Quando a casa trovo mele gialle o che stanno scolorendo, da verdi che erano, mi torna in mente il pranzo di Pipin sugli spalti di Minas Tirith con pane e mele, le ultime della stagione, "gialle e raggrinzite ma ancora sode".
Adoro le mele verdi e croccanti, ma quanto mi piaceva sentire sul palato quel sapore inconsueto; come quando Tolkien descriveva le cene con pane e miele ed ero gelosa di quella crema ambrata, che ha ancora un sapore troppo forte perché mi piaccia veramente.
Da piccola ho passato settimane nelle distese di Rohan, rinunciando alla nobiltà di Gondor per quel sangue troppo bollente.
Mi chiedo in che universi possano perdersi oggi i nuovi lettori; da qui la vista è desolante.
Primavera, vecchi amici e discussioni di lavoro non sono un bel combo.
Soprattutto quando inatteso.
C'è una linea sottile tra il fare qualcosa e l'essere qualcosa... e l'essere soltanto la posizione che abbiamo nella società.
Certi discorsi sono aridi, per quanto si rida pronunciandoli.
Se questo è il posto che dovrei occupare, è ancora più scomodo ed inadatto di quanto ho sempre pensato.

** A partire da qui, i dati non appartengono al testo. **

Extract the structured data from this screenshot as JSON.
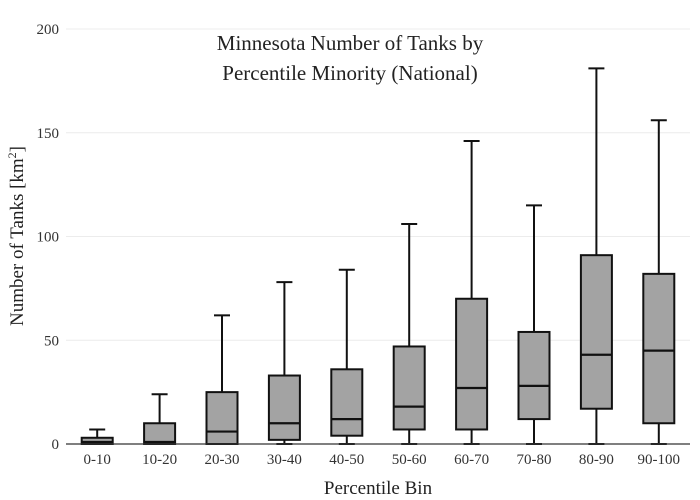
{
  "chart_data": {
    "type": "box",
    "title_lines": [
      "Minnesota Number of Tanks by",
      "Percentile Minority (National)"
    ],
    "xlabel": "Percentile Bin",
    "ylabel_main": "Number of Tanks  [km",
    "ylabel_sup": "2",
    "ylabel_end": "]",
    "ylim": [
      0,
      200
    ],
    "yticks": [
      0,
      50,
      100,
      150,
      200
    ],
    "grid": true,
    "box_color": "#a3a3a3",
    "categories": [
      "0-10",
      "10-20",
      "20-30",
      "30-40",
      "40-50",
      "50-60",
      "60-70",
      "70-80",
      "80-90",
      "90-100"
    ],
    "boxes": [
      {
        "min": 0,
        "q1": 0,
        "median": 1,
        "q3": 3,
        "max": 7
      },
      {
        "min": 0,
        "q1": 0,
        "median": 1,
        "q3": 10,
        "max": 24
      },
      {
        "min": 0,
        "q1": 0,
        "median": 6,
        "q3": 25,
        "max": 62
      },
      {
        "min": 0,
        "q1": 2,
        "median": 10,
        "q3": 33,
        "max": 78
      },
      {
        "min": 0,
        "q1": 4,
        "median": 12,
        "q3": 36,
        "max": 84
      },
      {
        "min": 0,
        "q1": 7,
        "median": 18,
        "q3": 47,
        "max": 106
      },
      {
        "min": 0,
        "q1": 7,
        "median": 27,
        "q3": 70,
        "max": 146
      },
      {
        "min": 0,
        "q1": 12,
        "median": 28,
        "q3": 54,
        "max": 115
      },
      {
        "min": 0,
        "q1": 17,
        "median": 43,
        "q3": 91,
        "max": 181
      },
      {
        "min": 0,
        "q1": 10,
        "median": 45,
        "q3": 82,
        "max": 156
      }
    ]
  }
}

Lo Stregatto esce dalla cucina, seguito dall'aroma del fritto appena fatto. Dalla bocca gli escono tre centimetri di uno stecchetto verde ricoperto di pastella - la zampa del canarino, se invece di una fritella di acacia avesse fatto fuori un volatile.
Zampetta oltre il divano, ricordandosi che c'è una qualche peste infantile che risente dell'eccesso di zuccheri e diventa iperattivo.
Dilettante.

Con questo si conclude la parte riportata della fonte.